Zu den möglichen diagnostischen Tests gehören:

  • Elektrokardiogramm (EKG): Zur Beurteilung der Herzaktivität.
  • Blutuntersuchungen: Zur Überprüfung von Herzenzymen, Entzündungsmarkern oder anderen relevanten Werten.
  • Röntgenaufnahme des Brustkorbs: Zur Beurteilung von Lunge und Herz.
  • Computertomographie (CT): Zur detaillierteren Darstellung der Brustorgane.
  • Endoskopie: Zur Untersuchung der Speiseröhre und des Magens.

Die Behandlung von Schmerzen unter der Brust mittig richtet sich nach der zugrunde liegenden Ursache.

Beispiele für Behandlungsansätze:

  • Muskuloskelettale Ursachen: Schmerzmittel, entzündungshemmende Medikamente, Physiotherapie.
  • Gastrointestinale Ursachen: Antazida, Protonenpumpenhemmer (PPI), Änderungen des Lebensstils (z.B. Vermeidung von bestimmten Lebensmitteln, Gewichtsabnahme).
  • Herzerkrankungen: Medikamente zur Blutdrucksenkung, Cholesterinsenkung, Blutverdünnung, Angioplastie oder Bypass-Operation.
  • Lungenerkrankungen: Antibiotika, Bronchodilatatoren, Antikoagulantien.
  • Angst und Panikattacken: Therapie, Entspannungstechniken, Medikamente.

Praktische Tipps zur Vorbeugung

Einige Massnahmen können dazu beitragen, das Risiko von Brustschmerzen zu reduzieren:

  • Gesunde Ernährung: Eine ausgewogene Ernährung mit viel Obst, Gemüse und Vollkornprodukten kann das Risiko von Herzerkrankungen und Verdauungsproblemen verringern.
  • Regelmässige Bewegung: Regelmässige körperliche Aktivität stärkt das Herz-Kreislauf-System und hilft, ein gesundes Gewicht zu halten.
  • Stressmanagement: Techniken wie Yoga, Meditation oder Atemübungen können helfen, Stress abzubauen und das Risiko von Brustschmerzen im Zusammenhang mit Angstzuständen zu verringern.
  • Vermeidung von Risikofaktoren: Rauchen Sie nicht, trinken Sie Alkohol nur in Massen und halten Sie Ihren Cholesterinspiegel und Blutdruck im Auge.

Zusammenfassend lässt sich sagen, dass Schmerzen unter der Brust mittig ein komplexes Symptom sein können, das verschiedene Ursachen haben kann.
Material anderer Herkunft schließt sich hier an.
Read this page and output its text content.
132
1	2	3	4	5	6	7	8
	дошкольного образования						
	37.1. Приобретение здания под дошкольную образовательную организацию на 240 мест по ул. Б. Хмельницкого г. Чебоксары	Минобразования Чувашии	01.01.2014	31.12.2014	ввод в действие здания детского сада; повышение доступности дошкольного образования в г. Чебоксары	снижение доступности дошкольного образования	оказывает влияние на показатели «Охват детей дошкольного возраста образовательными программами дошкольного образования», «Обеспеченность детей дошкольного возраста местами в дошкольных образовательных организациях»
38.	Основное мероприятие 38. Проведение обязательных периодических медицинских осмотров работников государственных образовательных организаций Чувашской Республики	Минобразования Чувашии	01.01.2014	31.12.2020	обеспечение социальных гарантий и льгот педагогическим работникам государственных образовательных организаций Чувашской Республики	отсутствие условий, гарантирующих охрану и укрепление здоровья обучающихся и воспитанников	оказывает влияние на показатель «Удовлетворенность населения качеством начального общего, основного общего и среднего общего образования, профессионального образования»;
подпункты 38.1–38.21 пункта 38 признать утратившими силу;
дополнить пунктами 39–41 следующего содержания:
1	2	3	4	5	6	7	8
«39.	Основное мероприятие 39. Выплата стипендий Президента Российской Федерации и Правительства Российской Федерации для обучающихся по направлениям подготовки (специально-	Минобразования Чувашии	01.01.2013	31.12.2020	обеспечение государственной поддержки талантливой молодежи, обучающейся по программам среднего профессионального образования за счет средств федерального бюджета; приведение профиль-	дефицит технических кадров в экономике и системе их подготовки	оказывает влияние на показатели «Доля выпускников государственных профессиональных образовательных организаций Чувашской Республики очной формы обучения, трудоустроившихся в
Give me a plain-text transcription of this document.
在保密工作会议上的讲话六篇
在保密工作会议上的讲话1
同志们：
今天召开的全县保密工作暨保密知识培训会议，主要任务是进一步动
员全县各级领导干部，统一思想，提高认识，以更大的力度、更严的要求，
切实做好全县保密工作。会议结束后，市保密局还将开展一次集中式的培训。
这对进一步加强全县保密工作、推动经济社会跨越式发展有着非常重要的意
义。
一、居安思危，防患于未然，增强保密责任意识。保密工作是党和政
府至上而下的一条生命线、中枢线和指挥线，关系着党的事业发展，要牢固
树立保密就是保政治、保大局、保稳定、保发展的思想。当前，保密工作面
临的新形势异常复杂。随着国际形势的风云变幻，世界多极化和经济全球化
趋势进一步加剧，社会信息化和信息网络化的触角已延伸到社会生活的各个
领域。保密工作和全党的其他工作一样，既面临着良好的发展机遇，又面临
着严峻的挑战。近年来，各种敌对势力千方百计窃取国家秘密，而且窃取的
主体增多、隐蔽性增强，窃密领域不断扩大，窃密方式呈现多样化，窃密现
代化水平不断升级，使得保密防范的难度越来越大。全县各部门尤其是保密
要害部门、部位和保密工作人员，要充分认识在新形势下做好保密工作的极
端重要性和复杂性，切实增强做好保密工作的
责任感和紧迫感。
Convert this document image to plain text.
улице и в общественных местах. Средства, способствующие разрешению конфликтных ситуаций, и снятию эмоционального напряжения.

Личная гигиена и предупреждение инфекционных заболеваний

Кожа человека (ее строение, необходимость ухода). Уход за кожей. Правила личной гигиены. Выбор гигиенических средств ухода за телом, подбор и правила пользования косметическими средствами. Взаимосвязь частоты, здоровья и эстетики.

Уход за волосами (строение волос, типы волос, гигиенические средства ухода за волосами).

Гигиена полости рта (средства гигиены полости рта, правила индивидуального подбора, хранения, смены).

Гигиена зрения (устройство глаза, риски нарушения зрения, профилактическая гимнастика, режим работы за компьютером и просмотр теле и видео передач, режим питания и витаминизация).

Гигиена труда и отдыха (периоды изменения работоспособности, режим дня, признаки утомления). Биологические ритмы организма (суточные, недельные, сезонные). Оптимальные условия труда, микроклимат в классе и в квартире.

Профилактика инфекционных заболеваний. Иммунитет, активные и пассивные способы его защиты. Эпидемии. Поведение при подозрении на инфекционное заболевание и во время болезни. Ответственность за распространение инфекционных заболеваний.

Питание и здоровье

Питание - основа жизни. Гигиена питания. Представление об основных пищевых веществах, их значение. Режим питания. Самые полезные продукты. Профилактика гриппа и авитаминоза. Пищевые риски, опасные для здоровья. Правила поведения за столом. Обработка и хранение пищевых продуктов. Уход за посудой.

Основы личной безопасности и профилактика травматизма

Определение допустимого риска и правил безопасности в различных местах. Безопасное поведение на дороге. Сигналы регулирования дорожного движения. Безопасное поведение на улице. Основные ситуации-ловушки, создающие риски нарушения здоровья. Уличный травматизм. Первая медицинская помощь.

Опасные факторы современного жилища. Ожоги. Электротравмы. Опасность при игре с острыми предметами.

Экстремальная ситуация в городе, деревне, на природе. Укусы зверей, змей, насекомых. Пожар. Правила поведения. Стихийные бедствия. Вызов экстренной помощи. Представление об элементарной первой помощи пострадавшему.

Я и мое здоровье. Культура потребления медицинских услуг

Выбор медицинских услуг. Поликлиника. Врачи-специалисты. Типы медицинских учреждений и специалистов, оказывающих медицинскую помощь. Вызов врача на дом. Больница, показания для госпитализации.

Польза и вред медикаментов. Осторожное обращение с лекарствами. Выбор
Es ist wichtig, die Art des Schmerzes, seine Dauer und begleitende Symptome zu berücksichtigen und bei Bedarf einen Arzt aufzusuchen. Eine frühzeitige Diagnose und Behandlung können helfen, Komplikationen zu vermeiden und Ihre Lebensqualität zu verbessern.

Disclaimer: Dieser Artikel dient ausschliesslich zu Informationszwecken und ersetzt keine professionelle medizinische Beratung. Suchen Sie immer einen Arzt auf, wenn Sie gesundheitliche Bedenken haben.